A Repair Kit: Why Scriptaluna Press Exists

by Silvia Passiflora, Editor | Scriptaluna
April 23, 2026

The conversation around artist infrastructure has vocal advocates. Songwriters naming the economic injury. Theorists modeling alternatives. Policy writers framing the public interest case. 

What's missing is the repair kit.

Silvia Passiflora, Southern Gothic Folk poet-songwriter — an Ohana ukulele resting in an open lime green croc-leather case, with a handwritten note from a fellow musician, a cable, and a strap tucked inside, representing the personal repair kit at the heart of Scriptaluna Press.

What I mean is the checklist rather than the argument, the spreadsheet rather than the theory — the schema block, the Grammy® Online Entry Portal survival guide. It's the thing you hand someone at the beginning, before the injury, so they don't have to rebuild from wreckage later.

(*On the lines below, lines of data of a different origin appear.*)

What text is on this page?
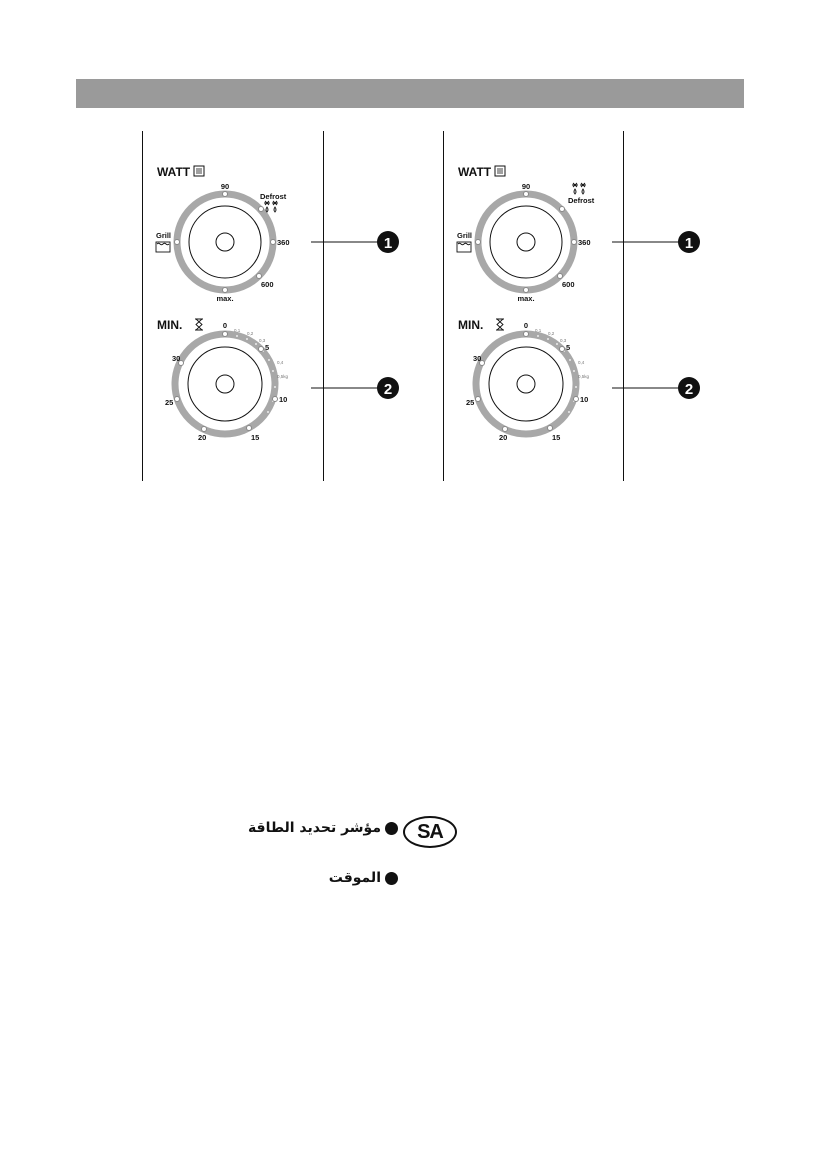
WATT
90
Defrost
360
600
max.
Grill	1
MIN.	0
5
10
15
20
25
30
0,1
0,2
0,3
0,4
0,5kg
2
WATT
90
Defrost
360
600
max.
Grill	1
MIN.	0
5
10
15
20
25
30
0,1
0,2
0,3
0,4
0,5kg
2
SA
مؤشر تحديد الطاقة
الموقت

That's what Scriptaluna Press is.


But I want to name something bigger than a publication. The artist ecosystem needs a continuum of care — and it doesn't have one. The music store that sells guitar strings doesn't stock portable hard drives near them, the ones an artist needs to store stem files for future licensing use, files that may become irrecoverable later. The producer hands you the file — but you also need the stems, the signed work-for-hire agreements for the session musicians, and the producer contract, and nobody tells you that at the session. The distributor offers you every platform they carry, and more looks like better until you're doing forensic accounting across three royalty streams as a solopreneur, chasing a reconciliation nobody told you to anticipate. I took it all down and started clean. I had already paid for the add-on. 
 

Silvia Passiflora, Southern Gothic Folk poet-songwriter, holding an ukulele outside The Dive Motel in Nashville, Tennessee, a retro boutique venue known for its weekly original songwriter showcase.

The guardians in the orbit — the attorneys, the music teachers, the store owners, the journalists, the producers, the label administrators — are often the first point of contact before an artist knows they need a point of contact. That's the leverage point. That's where Scriptaluna Press is aimed.

Everyone is doing their part. That's exactly the problem. A producer with eleven albums who never registers with a PRO — not out of malice, but because he misreads advocates as adversaries. A distributor whose scope ends precisely where your SoundExchange registration should have begun. Even the attorney — the one artists dread as a final, unaffordable threshold — becomes a working collaborator once there is a history to build on. That's a different story than most independent artists are told. No villain. No single point of failure. Just a system where everyone's lane is clearly marked, and the artist stands at the intersection of all of them, holding a clipboard nobody told her she'd need.


"I'm not just naming the problem — I'm handing you the checklist, the spreadsheet, the schema block, how to survive the Grammy® Online Entry Portal, and arguing that the entire continuum of care needs to change, from the music store shelf to the attorney's letterhead." 


I write about artist infrastructure from inside an active, self-governed catalog — not as a journalist or consultant, but as an artist navigating the system in real time. Every piece published here is the document I needed and couldn't find, written now for the person who is exactly where I was.

This is not a blog. It's infrastructure with a byline.